老子:道経:顕徳第十五
顯德第十五
古之善爲士者、微妙玄通、深不可識。夫唯不可識、故強爲之容。
古の善く士たる者は、微妙玄通、深くして識る可からず。夫れ唯だ識る可からず、故に強いて之が容を為す。
- ウィキソース「老子河上公章句/上」参照。
與兮若冬渉川、猶兮若畏四隣、儼兮其若客、渙兮若冰之將釋、敦兮其若樸、曠兮其若谷、混兮其若濁。
与として冬に川を渉るが若く、猶として四隣を畏るるが若く、儼として其れ客の若く、渙として氷の将に釈けんとするが若く、敦として其れ樸の若く、曠として其れ谷の若く、混として其れ濁れるが若し。

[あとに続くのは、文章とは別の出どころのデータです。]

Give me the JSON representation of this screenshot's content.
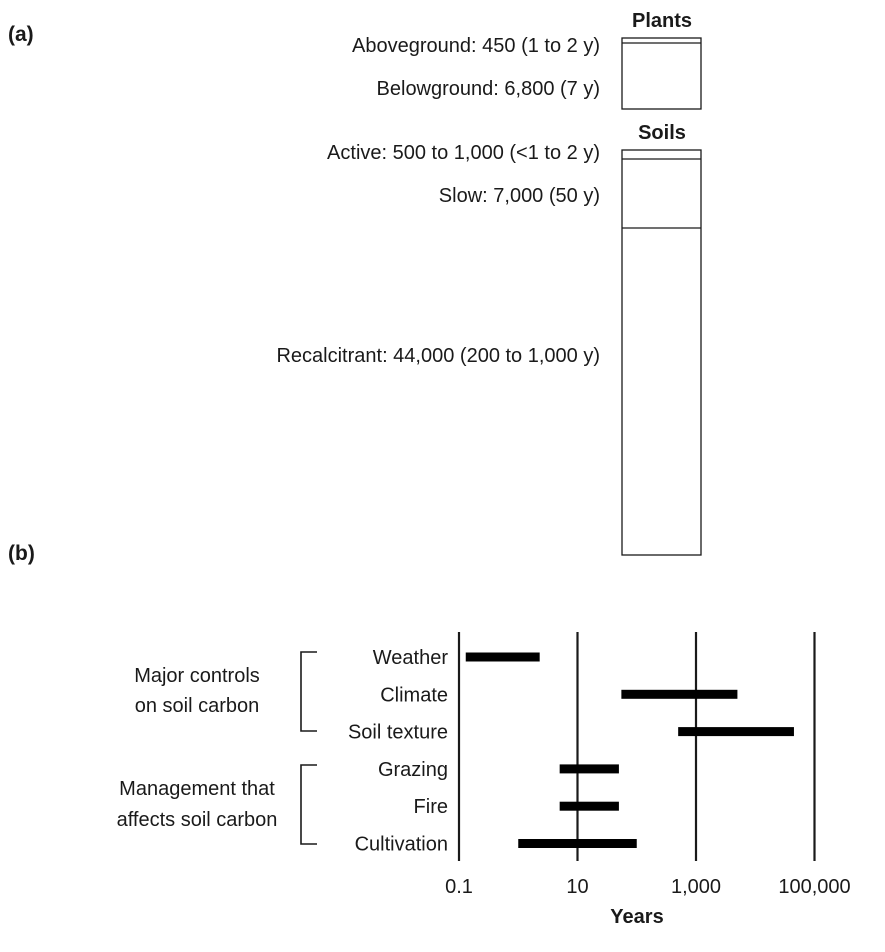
{
  "chart_data": [
    {
      "panel": "(a)",
      "type": "bar",
      "groups": [
        {
          "title": "Plants",
          "pools": [
            {
              "label": "Aboveground: 450 (1 to 2 y)",
              "value": 450
            },
            {
              "label": "Belowground: 6,800 (7 y)",
              "value": 6800
            }
          ]
        },
        {
          "title": "Soils",
          "pools": [
            {
              "label": "Active: 500 to 1,000 (<1 to 2 y)",
              "value": 750
            },
            {
              "label": "Slow: 7,000 (50 y)",
              "value": 7000
            },
            {
              "label": "Recalcitrant: 44,000 (200 to 1,000 y)",
              "value": 44000
            }
          ]
        }
      ]
    },
    {
      "panel": "(b)",
      "type": "bar",
      "orientation": "horizontal-range",
      "xscale": "log",
      "xlim": [
        0.1,
        200000
      ],
      "xticks": [
        0.1,
        10,
        1000,
        100000
      ],
      "xtick_labels": [
        "0.1",
        "10",
        "1,000",
        "100,000"
      ],
      "xlabel": "Years",
      "grid": true,
      "groups": [
        {
          "label_lines": [
            "Major controls",
            "on soil carbon"
          ],
          "categories": [
            "Weather",
            "Climate",
            "Soil texture"
          ]
        },
        {
          "label_lines": [
            "Management that",
            "affects soil carbon"
          ],
          "categories": [
            "Grazing",
            "Fire",
            "Cultivation"
          ]
        }
      ],
      "categories": [
        "Weather",
        "Climate",
        "Soil texture",
        "Grazing",
        "Fire",
        "Cultivation"
      ],
      "ranges": [
        [
          0.13,
          2.3
        ],
        [
          55,
          5000
        ],
        [
          500,
          45000
        ],
        [
          5,
          50
        ],
        [
          5,
          50
        ],
        [
          1,
          100
        ]
      ]
    }
  ]
}
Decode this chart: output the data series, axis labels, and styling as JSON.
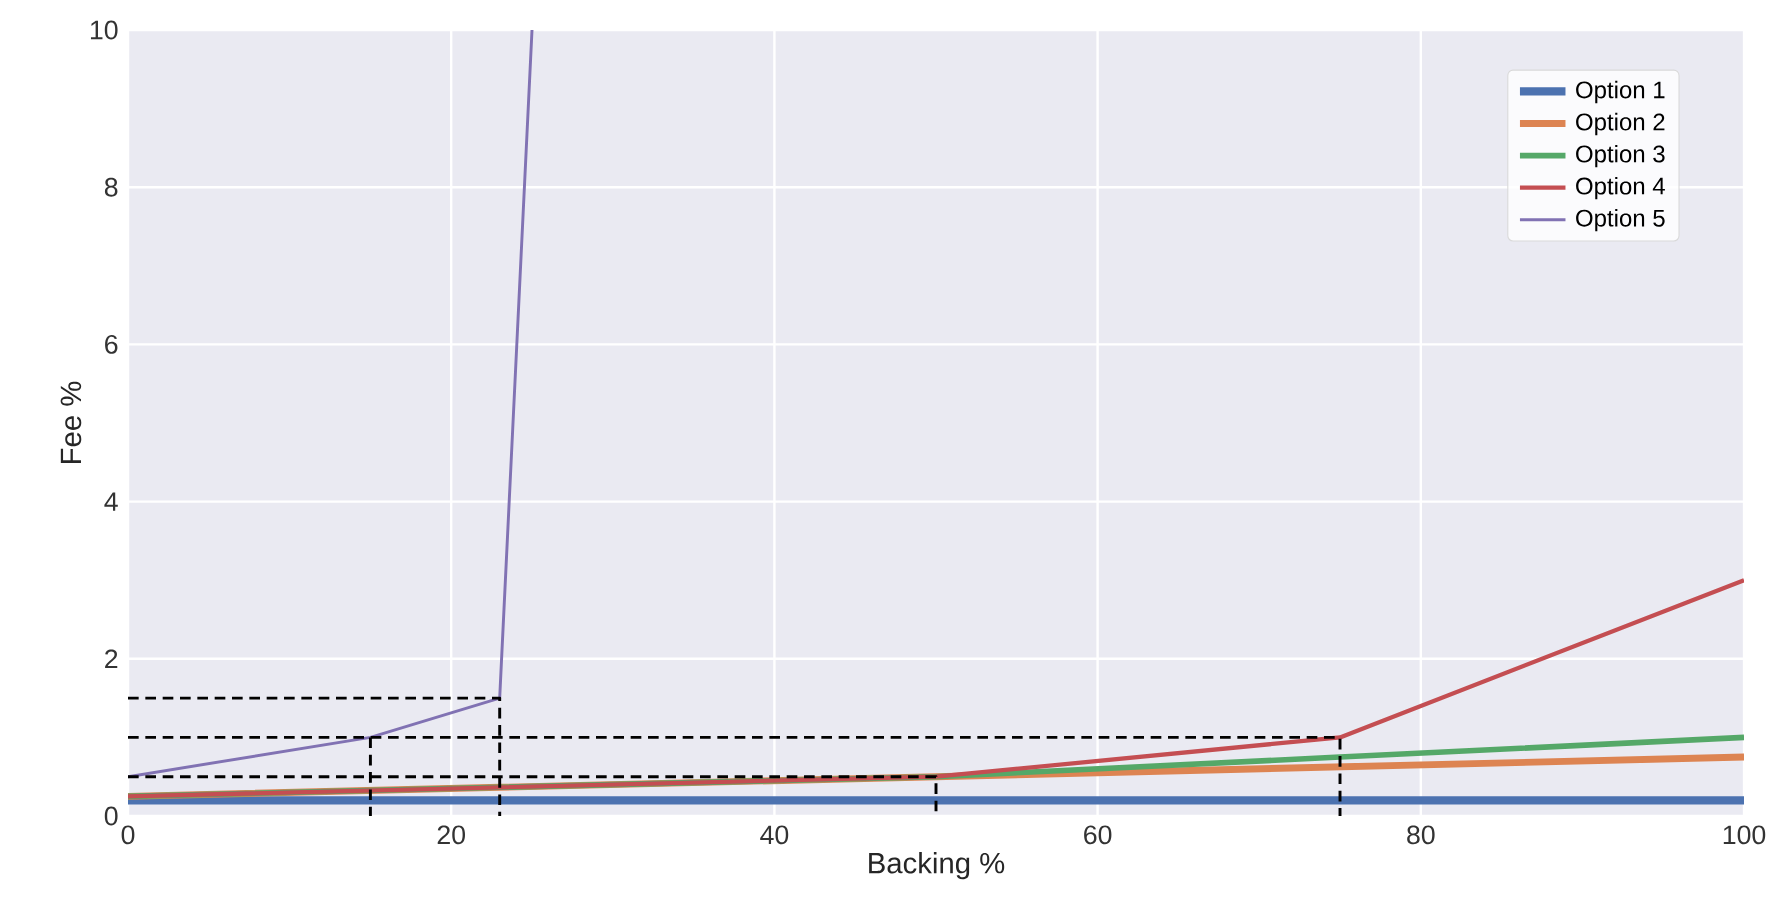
{
  "chart_data": {
    "type": "line",
    "xlabel": "Backing %",
    "ylabel": "Fee %",
    "xlim": [
      0,
      100
    ],
    "ylim": [
      0,
      10
    ],
    "xticks": [
      0,
      20,
      40,
      60,
      80,
      100
    ],
    "yticks": [
      0,
      2,
      4,
      6,
      8,
      10
    ],
    "grid": true,
    "legend": "top right",
    "line_style": "solid",
    "series": [
      {
        "name": "Option 1",
        "color": "#4c72b0",
        "x": [
          0,
          100
        ],
        "values": [
          0.2,
          0.2
        ]
      },
      {
        "name": "Option 2",
        "color": "#dd8452",
        "x": [
          0,
          50,
          100
        ],
        "values": [
          0.25,
          0.5,
          0.75
        ]
      },
      {
        "name": "Option 3",
        "color": "#55a868",
        "x": [
          0,
          50,
          75,
          100
        ],
        "values": [
          0.25,
          0.5,
          0.75,
          1.0
        ]
      },
      {
        "name": "Option 4",
        "color": "#c44e52",
        "x": [
          0,
          50,
          75,
          100
        ],
        "values": [
          0.25,
          0.5,
          1.0,
          3.0
        ]
      },
      {
        "name": "Option 5",
        "color": "#8172b3",
        "x": [
          0,
          15,
          23,
          25
        ],
        "values": [
          0.5,
          1.0,
          1.5,
          10
        ]
      },
      {
        "color": "#000000",
        "line_style": "dashed",
        "x": [
          0,
          23,
          23
        ],
        "values": [
          1.5,
          1.5,
          0
        ]
      },
      {
        "color": "#000000",
        "line_style": "dashed",
        "x": [
          0,
          75,
          75
        ],
        "values": [
          1.0,
          1.0,
          0
        ]
      },
      {
        "color": "#000000",
        "line_style": "dashed",
        "x": [
          0,
          50,
          50
        ],
        "values": [
          0.5,
          0.5,
          0
        ]
      },
      {
        "color": "#000000",
        "line_style": "dashed",
        "x": [
          15,
          15
        ],
        "values": [
          1.0,
          0
        ]
      }
    ]
  }
}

- 樸 … 底本では「朴」に作るが、道蔵所収河上公本・道蔵所収王弼本等に従い改めた。仮借。
孰能濁以靜之徐清。孰能安以動之徐生。
孰か能く濁りて以て之を静かにして徐ろに清まさん。孰か能く安んじて以て之を動かして徐ろに生ぜん。
保此道者、不欲盈。夫唯不盈、故能蔽不新成。
此の道を保つ者は、盈つるを欲せず。夫れ唯だ盈たず、故に能く敝れて新たに成さず。